First, sometimes I cannot trust myself. Losing your capacity to reason isn’t quite as bad as thinking you can still reason when it’s clearly illogical (in retrospect, of course). I need to do my best to question my logic. Logic can be its own monster. That is, fallacies and distortions can build on one another, creating what appears to be logic–but it’s far from it. Staying connected with others and communicating more with them will help me stay on top of my own distorted thinking.
That said, I think there are instances where death makes logical sense–and suffering from mental illness(es) can be one of them. However, I owe it to others and more importantly myself to exhaust all options before even considering death. I need to grind away at each day no matter how difficult life becomes.
Second, killing myself will affect so many more people than I realized. I tried my best to push people away. But I now know that no matter how much distance I put between myself and others, they can still see me–and will be greatly affected by my loss in ways I cannot even begin to imagine. I thought I could simply die unnoticed. I was wrong.
Finally, I need structure now more than ever. In The Four Stages of Spiritual Development, the author, Scott Peck, posits that there are four stages of spiritual growth (from Wikipedia)–
- Stage I is chaotic, disordered, and reckless. Very young children are in Stage I. They tend to defy and disobey, and are unwilling to accept a will greater than their own. They are extremely egoistic and lack empathy for others. Many criminals are people who have never grown out of Stage I.
- Stage II is the stage at which a person has blind faith in authority figures and sees the world as divided simply into good and evil, right and wrong, us and them. Once children learn to obey their parents and other authority figures, often out of fear or shame, they reach Stage II. Many so-called religious people are essentially Stage II people, in the sense that they have blind faith in God, and do not question His existence. With blind faith comes humility and a willingness to obey and serve. The majority of good, law-abiding citizens never move out of Stage II.
- Stage III is the stage of scientific skepticism and questioning. A Stage III person does not accept things on faith but only accepts them if convinced logically. Many people working in scientific and technological research are in Stage III. They often reject the existence of spiritual or supernatural forces since these are difficult to measure or prove scientifically. Those who do retain their spiritual beliefs move away from the simple, official doctrines of fundamentalism.

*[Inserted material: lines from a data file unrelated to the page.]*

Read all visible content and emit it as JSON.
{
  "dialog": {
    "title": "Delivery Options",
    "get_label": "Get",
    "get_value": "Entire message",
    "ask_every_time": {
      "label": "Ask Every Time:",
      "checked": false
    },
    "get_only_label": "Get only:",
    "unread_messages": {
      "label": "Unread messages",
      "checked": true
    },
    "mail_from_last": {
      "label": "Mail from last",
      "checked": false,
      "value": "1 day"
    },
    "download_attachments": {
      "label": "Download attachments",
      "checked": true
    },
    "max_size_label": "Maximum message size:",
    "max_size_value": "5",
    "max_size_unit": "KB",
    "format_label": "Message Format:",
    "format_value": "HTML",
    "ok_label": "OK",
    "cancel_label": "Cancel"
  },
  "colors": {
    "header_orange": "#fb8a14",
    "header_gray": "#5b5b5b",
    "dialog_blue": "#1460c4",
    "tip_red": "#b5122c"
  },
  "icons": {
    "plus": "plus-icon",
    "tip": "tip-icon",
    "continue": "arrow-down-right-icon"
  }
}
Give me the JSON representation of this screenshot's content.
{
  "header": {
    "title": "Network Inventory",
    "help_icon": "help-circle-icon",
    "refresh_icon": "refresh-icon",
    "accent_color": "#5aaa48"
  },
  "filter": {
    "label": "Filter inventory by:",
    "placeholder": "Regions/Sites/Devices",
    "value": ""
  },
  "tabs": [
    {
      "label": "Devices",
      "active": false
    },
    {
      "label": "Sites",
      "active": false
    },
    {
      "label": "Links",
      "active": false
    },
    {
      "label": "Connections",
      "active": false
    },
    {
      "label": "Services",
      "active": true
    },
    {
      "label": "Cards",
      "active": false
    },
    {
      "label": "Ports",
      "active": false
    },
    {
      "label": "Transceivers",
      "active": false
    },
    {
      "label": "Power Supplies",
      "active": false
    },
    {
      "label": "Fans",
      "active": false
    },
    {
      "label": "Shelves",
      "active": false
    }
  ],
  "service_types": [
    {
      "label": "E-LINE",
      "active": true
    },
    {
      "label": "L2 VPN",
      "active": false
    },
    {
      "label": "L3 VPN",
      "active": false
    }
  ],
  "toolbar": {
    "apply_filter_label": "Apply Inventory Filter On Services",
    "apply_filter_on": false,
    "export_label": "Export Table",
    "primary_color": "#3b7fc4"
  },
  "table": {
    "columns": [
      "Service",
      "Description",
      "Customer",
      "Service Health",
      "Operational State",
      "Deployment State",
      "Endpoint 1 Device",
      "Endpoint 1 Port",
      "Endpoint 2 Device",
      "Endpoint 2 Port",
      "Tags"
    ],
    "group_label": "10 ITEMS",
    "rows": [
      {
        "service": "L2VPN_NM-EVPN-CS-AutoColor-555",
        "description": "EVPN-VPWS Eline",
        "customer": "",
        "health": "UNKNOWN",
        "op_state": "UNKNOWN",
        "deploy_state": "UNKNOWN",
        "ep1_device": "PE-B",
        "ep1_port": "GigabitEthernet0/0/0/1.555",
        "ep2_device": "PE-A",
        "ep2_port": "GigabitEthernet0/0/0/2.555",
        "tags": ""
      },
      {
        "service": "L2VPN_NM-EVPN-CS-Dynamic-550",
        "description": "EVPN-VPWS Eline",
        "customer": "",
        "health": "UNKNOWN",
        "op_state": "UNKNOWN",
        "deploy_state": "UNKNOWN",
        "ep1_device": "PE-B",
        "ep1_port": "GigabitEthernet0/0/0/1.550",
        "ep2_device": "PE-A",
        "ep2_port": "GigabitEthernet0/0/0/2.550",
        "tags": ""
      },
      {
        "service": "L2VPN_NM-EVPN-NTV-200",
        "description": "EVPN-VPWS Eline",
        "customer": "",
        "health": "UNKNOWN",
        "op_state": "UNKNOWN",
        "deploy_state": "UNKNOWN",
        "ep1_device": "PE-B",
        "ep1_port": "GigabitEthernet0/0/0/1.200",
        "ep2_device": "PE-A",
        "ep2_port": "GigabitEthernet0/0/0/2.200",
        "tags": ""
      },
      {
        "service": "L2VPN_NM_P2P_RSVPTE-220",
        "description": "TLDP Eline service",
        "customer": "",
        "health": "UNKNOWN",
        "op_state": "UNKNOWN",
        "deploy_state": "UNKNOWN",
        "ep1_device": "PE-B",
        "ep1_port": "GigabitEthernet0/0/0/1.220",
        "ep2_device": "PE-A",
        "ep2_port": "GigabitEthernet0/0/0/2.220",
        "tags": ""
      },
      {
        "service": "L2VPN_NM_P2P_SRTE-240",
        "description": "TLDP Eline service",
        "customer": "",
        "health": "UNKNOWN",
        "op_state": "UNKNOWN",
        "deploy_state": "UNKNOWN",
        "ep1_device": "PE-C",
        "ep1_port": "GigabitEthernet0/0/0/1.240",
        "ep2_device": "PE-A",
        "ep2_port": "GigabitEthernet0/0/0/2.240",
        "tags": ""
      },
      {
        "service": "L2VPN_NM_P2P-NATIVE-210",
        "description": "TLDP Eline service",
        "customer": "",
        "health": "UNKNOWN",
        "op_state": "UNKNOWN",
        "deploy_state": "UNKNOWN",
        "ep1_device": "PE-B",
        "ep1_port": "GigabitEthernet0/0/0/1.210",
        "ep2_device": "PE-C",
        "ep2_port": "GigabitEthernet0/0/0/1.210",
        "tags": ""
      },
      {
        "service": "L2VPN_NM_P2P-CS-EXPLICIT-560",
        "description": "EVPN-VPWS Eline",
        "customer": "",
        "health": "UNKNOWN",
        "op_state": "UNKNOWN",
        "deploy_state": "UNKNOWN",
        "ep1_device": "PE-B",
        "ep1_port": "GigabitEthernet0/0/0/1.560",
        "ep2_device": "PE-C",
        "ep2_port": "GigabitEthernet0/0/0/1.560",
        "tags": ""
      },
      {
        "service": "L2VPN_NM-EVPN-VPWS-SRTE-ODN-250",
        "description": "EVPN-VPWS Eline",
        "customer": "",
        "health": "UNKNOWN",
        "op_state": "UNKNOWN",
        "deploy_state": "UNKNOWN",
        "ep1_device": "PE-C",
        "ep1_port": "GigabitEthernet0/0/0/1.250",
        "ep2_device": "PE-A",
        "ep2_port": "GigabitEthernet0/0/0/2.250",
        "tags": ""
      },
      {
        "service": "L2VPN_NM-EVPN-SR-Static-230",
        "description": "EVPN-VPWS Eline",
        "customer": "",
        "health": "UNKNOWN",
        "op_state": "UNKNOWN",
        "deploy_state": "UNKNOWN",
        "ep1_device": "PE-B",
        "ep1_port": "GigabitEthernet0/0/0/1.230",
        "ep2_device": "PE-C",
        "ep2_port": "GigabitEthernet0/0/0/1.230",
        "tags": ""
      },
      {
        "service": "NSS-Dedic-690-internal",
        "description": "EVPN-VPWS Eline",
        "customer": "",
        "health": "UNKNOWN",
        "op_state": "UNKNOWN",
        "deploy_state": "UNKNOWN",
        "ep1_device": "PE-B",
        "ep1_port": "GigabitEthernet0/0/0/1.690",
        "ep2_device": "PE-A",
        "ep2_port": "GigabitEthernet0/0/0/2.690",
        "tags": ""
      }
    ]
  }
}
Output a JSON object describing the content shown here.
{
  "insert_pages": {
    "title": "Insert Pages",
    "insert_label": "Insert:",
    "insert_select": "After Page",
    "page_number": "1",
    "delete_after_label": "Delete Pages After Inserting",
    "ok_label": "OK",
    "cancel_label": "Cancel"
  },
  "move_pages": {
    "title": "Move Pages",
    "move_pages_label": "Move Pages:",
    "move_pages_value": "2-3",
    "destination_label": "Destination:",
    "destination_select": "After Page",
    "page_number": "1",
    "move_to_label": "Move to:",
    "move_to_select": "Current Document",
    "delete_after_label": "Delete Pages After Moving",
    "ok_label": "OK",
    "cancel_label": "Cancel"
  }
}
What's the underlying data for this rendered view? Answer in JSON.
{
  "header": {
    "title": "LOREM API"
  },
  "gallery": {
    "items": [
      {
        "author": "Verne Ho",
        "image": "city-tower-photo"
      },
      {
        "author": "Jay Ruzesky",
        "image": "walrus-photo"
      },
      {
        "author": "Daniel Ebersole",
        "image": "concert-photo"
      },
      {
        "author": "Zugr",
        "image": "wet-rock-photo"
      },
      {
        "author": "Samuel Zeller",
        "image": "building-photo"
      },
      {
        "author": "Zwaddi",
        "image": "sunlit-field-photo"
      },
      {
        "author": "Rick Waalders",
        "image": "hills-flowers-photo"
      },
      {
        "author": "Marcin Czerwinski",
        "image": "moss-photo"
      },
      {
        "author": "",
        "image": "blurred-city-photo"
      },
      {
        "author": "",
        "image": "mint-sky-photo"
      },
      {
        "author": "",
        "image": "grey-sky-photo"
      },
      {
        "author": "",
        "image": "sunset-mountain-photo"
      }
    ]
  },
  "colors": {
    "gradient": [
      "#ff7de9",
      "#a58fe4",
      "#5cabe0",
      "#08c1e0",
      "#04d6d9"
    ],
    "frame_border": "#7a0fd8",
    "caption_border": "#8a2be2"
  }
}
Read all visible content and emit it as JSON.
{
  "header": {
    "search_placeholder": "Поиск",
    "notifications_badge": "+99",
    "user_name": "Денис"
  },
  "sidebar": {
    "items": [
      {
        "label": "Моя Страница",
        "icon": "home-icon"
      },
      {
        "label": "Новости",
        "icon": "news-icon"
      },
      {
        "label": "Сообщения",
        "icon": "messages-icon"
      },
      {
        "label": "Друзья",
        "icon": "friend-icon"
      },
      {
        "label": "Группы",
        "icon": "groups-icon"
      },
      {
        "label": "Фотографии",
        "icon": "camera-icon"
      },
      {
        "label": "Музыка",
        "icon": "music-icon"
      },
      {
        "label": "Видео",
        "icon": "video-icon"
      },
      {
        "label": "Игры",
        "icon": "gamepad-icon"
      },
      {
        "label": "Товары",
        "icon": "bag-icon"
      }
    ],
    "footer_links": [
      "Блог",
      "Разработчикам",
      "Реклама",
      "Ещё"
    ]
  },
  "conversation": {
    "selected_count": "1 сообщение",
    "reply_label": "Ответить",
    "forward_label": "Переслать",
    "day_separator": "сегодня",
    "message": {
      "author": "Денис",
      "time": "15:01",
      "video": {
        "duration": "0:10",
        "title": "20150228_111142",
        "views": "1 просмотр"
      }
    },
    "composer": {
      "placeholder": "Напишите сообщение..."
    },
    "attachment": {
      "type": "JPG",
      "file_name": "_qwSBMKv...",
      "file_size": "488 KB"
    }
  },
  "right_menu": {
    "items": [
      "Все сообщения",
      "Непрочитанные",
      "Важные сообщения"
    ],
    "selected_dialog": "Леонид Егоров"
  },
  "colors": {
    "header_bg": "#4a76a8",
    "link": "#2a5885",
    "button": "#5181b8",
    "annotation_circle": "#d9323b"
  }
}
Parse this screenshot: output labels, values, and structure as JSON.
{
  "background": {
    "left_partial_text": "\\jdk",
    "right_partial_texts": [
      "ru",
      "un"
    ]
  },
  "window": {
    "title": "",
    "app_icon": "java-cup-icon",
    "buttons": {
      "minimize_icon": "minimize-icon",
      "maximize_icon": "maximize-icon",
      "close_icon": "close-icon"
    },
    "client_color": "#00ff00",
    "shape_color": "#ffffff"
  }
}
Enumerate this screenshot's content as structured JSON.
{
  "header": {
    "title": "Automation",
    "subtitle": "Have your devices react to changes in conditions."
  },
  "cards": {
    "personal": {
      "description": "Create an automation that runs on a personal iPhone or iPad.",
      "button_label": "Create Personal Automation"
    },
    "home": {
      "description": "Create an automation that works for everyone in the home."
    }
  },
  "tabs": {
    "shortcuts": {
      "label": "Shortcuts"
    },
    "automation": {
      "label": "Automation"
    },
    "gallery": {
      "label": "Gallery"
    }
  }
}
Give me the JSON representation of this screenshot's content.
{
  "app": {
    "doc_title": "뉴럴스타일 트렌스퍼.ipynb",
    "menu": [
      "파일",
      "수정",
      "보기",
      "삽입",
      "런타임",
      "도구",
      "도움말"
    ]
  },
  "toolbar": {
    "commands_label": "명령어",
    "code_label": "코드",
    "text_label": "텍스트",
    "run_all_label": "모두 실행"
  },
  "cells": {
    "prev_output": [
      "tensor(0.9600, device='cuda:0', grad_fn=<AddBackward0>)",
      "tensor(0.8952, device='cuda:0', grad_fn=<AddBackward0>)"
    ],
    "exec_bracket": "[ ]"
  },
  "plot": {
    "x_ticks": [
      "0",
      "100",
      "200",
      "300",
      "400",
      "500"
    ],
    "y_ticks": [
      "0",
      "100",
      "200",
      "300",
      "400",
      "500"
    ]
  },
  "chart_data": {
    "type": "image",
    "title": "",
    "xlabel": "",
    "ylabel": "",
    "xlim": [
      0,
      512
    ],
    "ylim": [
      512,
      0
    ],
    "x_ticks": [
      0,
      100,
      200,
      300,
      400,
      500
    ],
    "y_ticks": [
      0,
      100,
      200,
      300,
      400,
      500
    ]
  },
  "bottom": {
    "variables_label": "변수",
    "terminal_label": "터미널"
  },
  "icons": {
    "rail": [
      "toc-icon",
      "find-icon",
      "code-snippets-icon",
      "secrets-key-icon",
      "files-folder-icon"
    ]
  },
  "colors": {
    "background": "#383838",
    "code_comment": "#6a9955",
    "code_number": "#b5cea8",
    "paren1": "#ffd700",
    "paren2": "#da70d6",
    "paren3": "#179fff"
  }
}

- Stage IV is the stage where an individual starts enjoying the mystery and beauty of nature and existence. While retaining skepticism, he starts perceiving grand patterns in nature and develops a deeper understanding of good and evil, forgiveness and mercy, compassion and love. His religiousness and spirituality differ significantly from that of a Stage II person, in the sense that he does not accept things through blind faith or out of fear, but does so because of genuine belief, and he does not judge people harshly or seek to inflict punishment on them for their transgressions. This is the stage of loving others as yourself, losing your attachment to your ego, and forgiving your enemies. Stage IV people are labeled as Mystics.
I for one believe that no one person is totally in only one stage at a time–we fluctuate across many stages throughout our lifetimes, often residing in more than one stage at a given time and between stages as well. At this point, I find myself mostly in stage one. I still carry with me pieces from the other stages, but, for the most part, I unraveled, tried to kill myself, and now am left vulnerable, disordered, and reckless.
Now, I don’t believe that organized religion is the only means of finding structure in Stage II. I’ve decided to focus more on my job, as well as to start studying for an Enrolled Agent exam so I can move up in my company and get a raise. I’d also like to spend more time writing and connecting with others through my blog. Reading, exercising, and cooking are also on the agenda.
Sorting through the pieces of what’s left from my suicide attempt is all I can do at this point, and I need to take it slow, one day at a time.